Nova Decisão Judicial
Um recente pedido para a inclusão de Rogério no Regime Disciplinar Diferenciado (RDD), que terá duração de um ano, foi aceito no dia 29 de setembro de 2025 pelo Juízo da 1ª Vara Especializada em Organização Criminosa do Tribunal de Justiça do Estado do Rio de Janeiro (TJ-RJ) e posteriormente confirmado na terça-feira (25) pela juíza corregedora substituta da unidade federal, Franscielle Martins Gomes Medeiros.
Motivação do Pedido
O pedido para inclusão no RDD foi embasado em uma denúncia feita contra Rogério e Flávio da Silva Santos, conhecido como “Flávio da Mocidade”. A denúncia descreve que ambos lideram a principal organização envolvida na exploração de jogos de azar no Estado do Rio de Janeiro, gerenciando pontos de jogo e se envolvendo em conflitos violentos com outras facções.
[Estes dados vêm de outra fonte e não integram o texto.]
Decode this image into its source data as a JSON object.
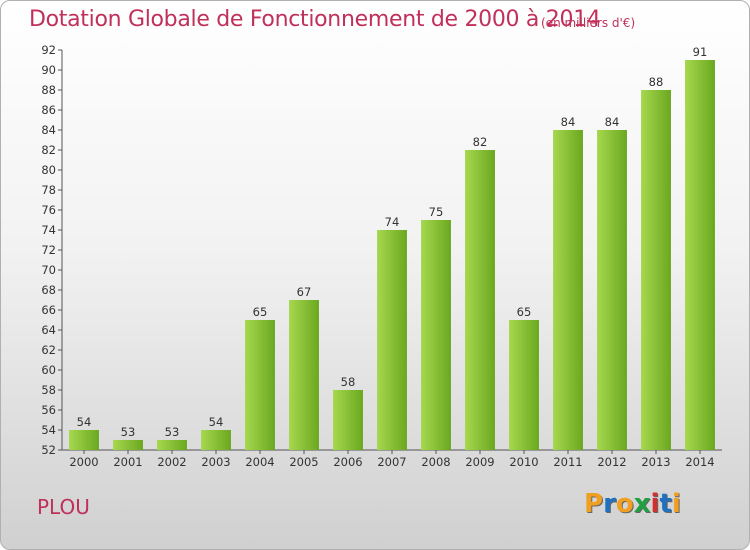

O documento ainda menciona a atuação dos acusados na corrupção sistemática de forças policiais, mediante pagamento de propina a diferentes unidades das Polícias Civil e Militar.
Rogério foi inicialmente preso em outubro de 2024, após uma denúncia apresentada à Justiça pelo Gaeco, relacionada ao homicídio qualificado de Fernando de Miranda Iggnacio, que ocorreu em novembro de 2020, no estacionamento de um heliporto no Recreio dos Bandeirantes, enquanto a vítima retornava de helicóptero da sua casa de praia em Angra dos Reis, na Costa Verde fluminense.
Em um ofício enviado à Oitava Câmara Criminal do Tribunal de Justiça, em resposta ao pedido do MPRJ, a 1ª Vara Especializada em Organização Criminosa destacou que “são atribuídos a Rogério diversos delitos, sendo ele apontado como um dos principais líderes de uma organização criminosa atuante no estado, o que justifica sua manutenção em presídio federal de segurança máxima.”
Reviravolta na Situação
No começo deste mês, a Justiça do Rio havia revogado o Regime Disciplinar Diferenciado (RDD) de Rogério Andrade, permitindo sua transferência para o sistema carcerário do Rio de Janeiro, após estar detido na penitenciária de segurança máxima em Campo Grande desde novembro de 2024.
A 8ª Câmara Criminal do Tribunal de Justiça entendeu que Rogério não possui o perfil adequado para continuar no sistema penitenciário federal. O relator do caso, desembargador Marcius da Costa Ferreira, afirmou que o RDD deve ser aplicado apenas em situações de extrema necessidade. “O custodiado não apresenta perfil compatível com os critérios do sistema penitenciário federal, evidenciando a existência de constrangimento ilegal. Determino a transferência do paciente para o sistema prisional do estado do Rio para cumprimento da custódia cautelar”, diz a decisão.